Pérégrinations à l'infini

Sculpture de Gayle Hermick

"La nature n’utilise que les plus longs fils pour tisser ses motifs, de sorte que la plus petite pièce révèle la structure de la tapisserie tout entière." Richard P. Feynman

"Lors de ma première visite au CERN en 2005, j’ai été fascinée par l’immensité du LHC et par ce qu’il représente : une expérience reposant sur des siècles d’exploration scientifique. Les théories physiques actuelles se fondent sur celles qui les ont précédées, et ainsi de suite. Les liens que tissent les théories entre elles forment une trame au motif élaboré et constituent l’histoire de la science. La nature en apparence abstraite et intangible des expériences réalisées au CERN m’a fascinée. Étant issue du monde des arts visuels, j’ignorais complètement le langage utilisé par la communauté scientifique. Il est pourtant d’une élégance remarquable et intrigante. " Gayle Hermick, auteure de la sculpture

La science du CERN : un laboratoire pour la rencontre d’esprits

Des milliers de scientifiques venant de plus de cent pays différents collaborent et travaillent ensemble au CERN. Chaque découverte entraîne innovations et progrès, permettant de forger de nouvelles relations humaines. Portés par une créativité peu commune depuis la création du laboratoire en 1954, des femmes et des hommes bâtissent une culture unique en son genre. Issus d’origines fort différentes mais partageant la même curiosité et une passion sans bornes, tous facilitent des collisions productives entre genres, nationalités, métiers, formations, valeurs ou compétences. À l’image de ces milliers d’humains participant humblement, depuis des millénaires, à l’accroissement du savoir, chacun au CERN apporte sa pierre à l’édifice. La sculpture raconte cette histoire où, de génération en génération, un savoir se transmet, s’accroît, se complète et contribue à l’épanouissement de tous. De l’écriture cunéiforme des Mésopotamiens au formalisme mathématique se cachant derrière la découverte du boson de Higgs, la langue de la science s’universalise et accompagne le partage d’un rêve commun.
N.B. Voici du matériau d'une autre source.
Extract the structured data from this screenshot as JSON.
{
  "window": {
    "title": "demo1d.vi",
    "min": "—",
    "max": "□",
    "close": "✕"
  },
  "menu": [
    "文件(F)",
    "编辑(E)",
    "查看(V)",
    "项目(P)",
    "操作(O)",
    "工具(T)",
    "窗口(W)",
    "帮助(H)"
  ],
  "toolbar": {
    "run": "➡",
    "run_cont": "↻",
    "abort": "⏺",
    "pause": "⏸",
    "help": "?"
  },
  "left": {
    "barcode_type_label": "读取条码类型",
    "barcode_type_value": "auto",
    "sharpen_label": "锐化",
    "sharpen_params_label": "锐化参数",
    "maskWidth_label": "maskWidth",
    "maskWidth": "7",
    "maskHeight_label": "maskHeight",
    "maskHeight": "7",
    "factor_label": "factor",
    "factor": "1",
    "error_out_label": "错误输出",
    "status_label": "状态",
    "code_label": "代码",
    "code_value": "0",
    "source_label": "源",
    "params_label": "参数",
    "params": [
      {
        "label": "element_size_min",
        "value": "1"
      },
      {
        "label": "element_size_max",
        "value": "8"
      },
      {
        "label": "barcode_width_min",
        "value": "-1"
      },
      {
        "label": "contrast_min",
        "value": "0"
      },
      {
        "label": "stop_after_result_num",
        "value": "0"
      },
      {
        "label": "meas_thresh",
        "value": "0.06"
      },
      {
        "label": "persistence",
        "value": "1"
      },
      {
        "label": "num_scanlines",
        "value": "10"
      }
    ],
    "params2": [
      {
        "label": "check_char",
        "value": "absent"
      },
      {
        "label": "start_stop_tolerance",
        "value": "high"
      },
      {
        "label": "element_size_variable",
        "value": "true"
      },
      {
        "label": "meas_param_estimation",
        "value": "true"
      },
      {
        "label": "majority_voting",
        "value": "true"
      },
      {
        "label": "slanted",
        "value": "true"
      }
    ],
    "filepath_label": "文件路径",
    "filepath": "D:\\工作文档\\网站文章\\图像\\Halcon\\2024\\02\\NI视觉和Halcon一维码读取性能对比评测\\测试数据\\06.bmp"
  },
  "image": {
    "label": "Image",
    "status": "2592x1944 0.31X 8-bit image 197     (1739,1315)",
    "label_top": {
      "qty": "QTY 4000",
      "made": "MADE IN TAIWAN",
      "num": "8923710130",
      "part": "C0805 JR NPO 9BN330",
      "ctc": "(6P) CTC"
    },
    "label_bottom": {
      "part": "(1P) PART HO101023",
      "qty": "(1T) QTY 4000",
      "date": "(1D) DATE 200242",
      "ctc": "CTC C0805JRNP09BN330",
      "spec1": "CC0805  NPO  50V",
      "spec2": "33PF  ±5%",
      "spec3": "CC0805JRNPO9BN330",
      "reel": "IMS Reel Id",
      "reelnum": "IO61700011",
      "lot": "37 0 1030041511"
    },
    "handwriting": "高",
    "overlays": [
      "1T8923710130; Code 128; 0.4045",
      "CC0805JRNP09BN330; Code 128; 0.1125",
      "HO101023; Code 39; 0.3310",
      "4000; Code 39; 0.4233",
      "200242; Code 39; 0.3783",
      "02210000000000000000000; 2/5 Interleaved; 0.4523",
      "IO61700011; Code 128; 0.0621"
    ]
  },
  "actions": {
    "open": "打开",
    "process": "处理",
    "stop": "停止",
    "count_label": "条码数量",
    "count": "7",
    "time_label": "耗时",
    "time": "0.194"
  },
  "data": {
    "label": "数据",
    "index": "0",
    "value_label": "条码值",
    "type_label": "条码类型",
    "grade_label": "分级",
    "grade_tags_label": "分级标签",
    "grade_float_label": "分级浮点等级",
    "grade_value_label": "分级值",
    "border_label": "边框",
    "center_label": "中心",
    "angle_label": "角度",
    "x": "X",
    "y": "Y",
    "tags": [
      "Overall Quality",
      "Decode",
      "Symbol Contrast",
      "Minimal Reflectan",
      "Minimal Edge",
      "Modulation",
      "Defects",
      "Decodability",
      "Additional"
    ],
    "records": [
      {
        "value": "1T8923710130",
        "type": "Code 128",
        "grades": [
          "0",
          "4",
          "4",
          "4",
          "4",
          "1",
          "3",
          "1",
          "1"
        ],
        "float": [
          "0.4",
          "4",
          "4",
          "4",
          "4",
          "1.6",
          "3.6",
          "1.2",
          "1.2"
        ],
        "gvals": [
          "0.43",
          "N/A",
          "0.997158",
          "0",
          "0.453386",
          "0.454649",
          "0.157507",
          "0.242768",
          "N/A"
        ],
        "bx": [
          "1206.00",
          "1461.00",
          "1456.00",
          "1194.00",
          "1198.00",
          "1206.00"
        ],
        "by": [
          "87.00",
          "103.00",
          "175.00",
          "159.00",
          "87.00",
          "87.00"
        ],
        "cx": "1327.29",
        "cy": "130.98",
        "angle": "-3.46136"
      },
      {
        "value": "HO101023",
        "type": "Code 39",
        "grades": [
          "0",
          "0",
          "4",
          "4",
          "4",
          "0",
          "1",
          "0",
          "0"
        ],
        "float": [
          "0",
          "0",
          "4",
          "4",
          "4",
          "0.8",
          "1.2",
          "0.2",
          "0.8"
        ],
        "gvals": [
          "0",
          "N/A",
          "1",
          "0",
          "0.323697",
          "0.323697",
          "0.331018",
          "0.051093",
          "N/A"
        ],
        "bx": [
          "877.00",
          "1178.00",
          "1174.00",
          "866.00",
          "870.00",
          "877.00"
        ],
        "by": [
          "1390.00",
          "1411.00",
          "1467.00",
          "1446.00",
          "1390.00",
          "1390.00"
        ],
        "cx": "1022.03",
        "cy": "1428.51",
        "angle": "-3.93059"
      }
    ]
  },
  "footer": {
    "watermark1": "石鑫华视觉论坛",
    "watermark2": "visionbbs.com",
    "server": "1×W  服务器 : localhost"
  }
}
La fabrication de "Pérégrinations à l’infini"

L’installation finale, de 7,09 m de haut et de 10,33 m de long, est constituée par l’entrelacement d’un ruban d’acier inoxydable. La sculpture représente une chronologie sélective des progrès de la physique, des découvertes les plus anciennes aux expériences contemporaines. La surface externe du ruban, découpée au laser, mentionne les découvertes inscrites dans la langue du physicien qui en est l’auteur. Ce côté de l’oeuvre suit les migrations de la science, reflétant la manière dont l’information scientifique est partagée à travers le monde et les époques. Les équations associées à certaines de ces découvertes sont gravées sur la face interne du ruban, et évoquent les réflexions des physiciens. C’est l’illustration de la nature esthétique et ésotérique des mathématiques qui sont le socle de la physique. La sculpture s’enroule dans l’espace, s’achevant dans les airs, dans l’attente d’une nouvelle ère de progrès et de découvertes. Sa courbe reflète les possibilités infinies que nous offre l’exploration incessante des complexités qui contribuent à fabriquer la science.